Have you ever found it easy to be kind, to extend a hand to someone in need without a second thought? The lesson from the text of Tanya for 10 Elul provides an illuminating perspective on this, focusing on the attributes of kindness and judgment. According to the text, our souls inherently possess traits of kindness and compassion because they come from God's attributes, in which kindness is more dominant than strength or judgment. This isn't just a state of mind but a state of being. However, the text sharply distinguishes between an "act" and "service." The term "service" refers to what a person does with immense exertion, going against their soul's natural inclination.

So, what happens when compassion isn't enough? This question marks the central theme of this discussion. When kindness and innate compassion give way to deliberate effort and spiritual work, something extraordinary takes place, a harmony that transcends emotion.

The classic text of the Zohar writes, "The soul is called the 'daughter of the priest,' since it comes from the attribute of kindness, which is known as 'Priest.'" This suggests our innate predisposition towards kindness. Yet, even this celestial affinity doesn't absolve us from the need for deliberate effort. The Talmud adds another layer by saying, "Who is mighty? The one who controls their bad inclinations." Our true strength lies not just in what comes naturally to us but in what we achieve through striving.

In Iggeret Hakodesh, the term "spiritual work" is explained as exerting oneself "in the study of Torah and prayer, to the point of pressing out the soul." So, while your nature might be to give, to serve requires a dedication that tests the limits of your soul.

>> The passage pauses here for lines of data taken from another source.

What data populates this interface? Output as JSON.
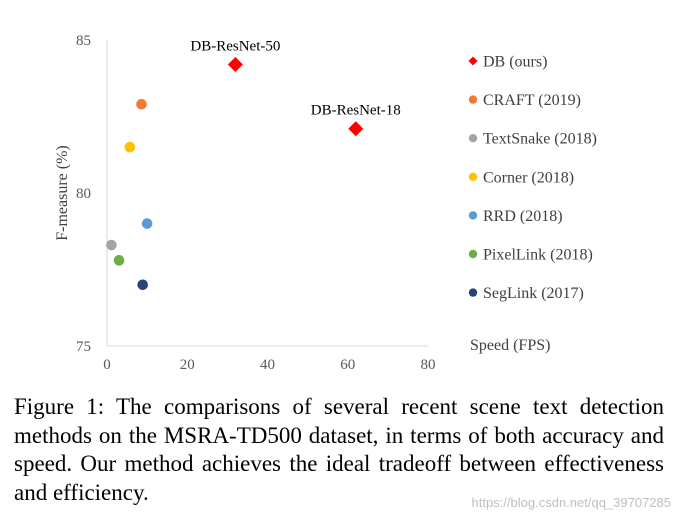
{
  "chart_data": {
    "type": "scatter",
    "xlabel": "Speed (FPS)",
    "ylabel": "F-measure (%)",
    "xlim": [
      0,
      80
    ],
    "ylim": [
      75,
      85
    ],
    "xticks": [
      "0",
      "20",
      "40",
      "60",
      "80"
    ],
    "yticks": [
      "75",
      "80",
      "85"
    ],
    "grid": false,
    "legend_position": "right",
    "series": [
      {
        "name": "DB (ours)",
        "color": "#ff0000",
        "marker": "diamond",
        "points": [
          {
            "x": 32,
            "y": 84.2,
            "label": "DB-ResNet-50"
          },
          {
            "x": 62,
            "y": 82.1,
            "label": "DB-ResNet-18"
          }
        ]
      },
      {
        "name": "CRAFT (2019)",
        "color": "#ed7d31",
        "marker": "circle",
        "points": [
          {
            "x": 8.6,
            "y": 82.9
          }
        ]
      },
      {
        "name": "TextSnake (2018)",
        "color": "#a5a5a5",
        "marker": "circle",
        "points": [
          {
            "x": 1.1,
            "y": 78.3
          }
        ]
      },
      {
        "name": "Corner (2018)",
        "color": "#ffc000",
        "marker": "circle",
        "points": [
          {
            "x": 5.7,
            "y": 81.5
          }
        ]
      },
      {
        "name": "RRD (2018)",
        "color": "#5b9bd5",
        "marker": "circle",
        "points": [
          {
            "x": 10,
            "y": 79
          }
        ]
      },
      {
        "name": "PixelLink (2018)",
        "color": "#70ad47",
        "marker": "circle",
        "points": [
          {
            "x": 3,
            "y": 77.8
          }
        ]
      },
      {
        "name": "SegLink (2017)",
        "color": "#264478",
        "marker": "circle",
        "points": [
          {
            "x": 8.9,
            "y": 77
          }
        ]
      }
    ]
  },
  "caption": "Figure 1: The comparisons of several recent scene text detection methods on the MSRA-TD500 dataset, in terms of both accuracy and speed. Our method achieves the ideal tradeoff between effectiveness and efficiency.",
  "watermark": "https://blog.csdn.net/qq_39707285"
}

It's not enough to just do; one must strive to be more, to give more, going far beyond the comfort zone of natural inclinations.

In today's world, where personal development gurus abound, encouraging us to "find ourselves," ancient wisdom gently prods us to "create ourselves" through the choices we make and the efforts we exert. Indeed, every act of service hastens the coming of the Messiah, who will reward our earthly struggles with eternal bliss.

So how do we apply this in modern times? Simply put, the next time you give charity or extend a kindness, ask yourself: Is this my natural inclination, or am I striving to go above and beyond? Is this an 'act' or is this 'service'? That simple question can make a world of difference, transforming not just the act of giving but the very soul that gives.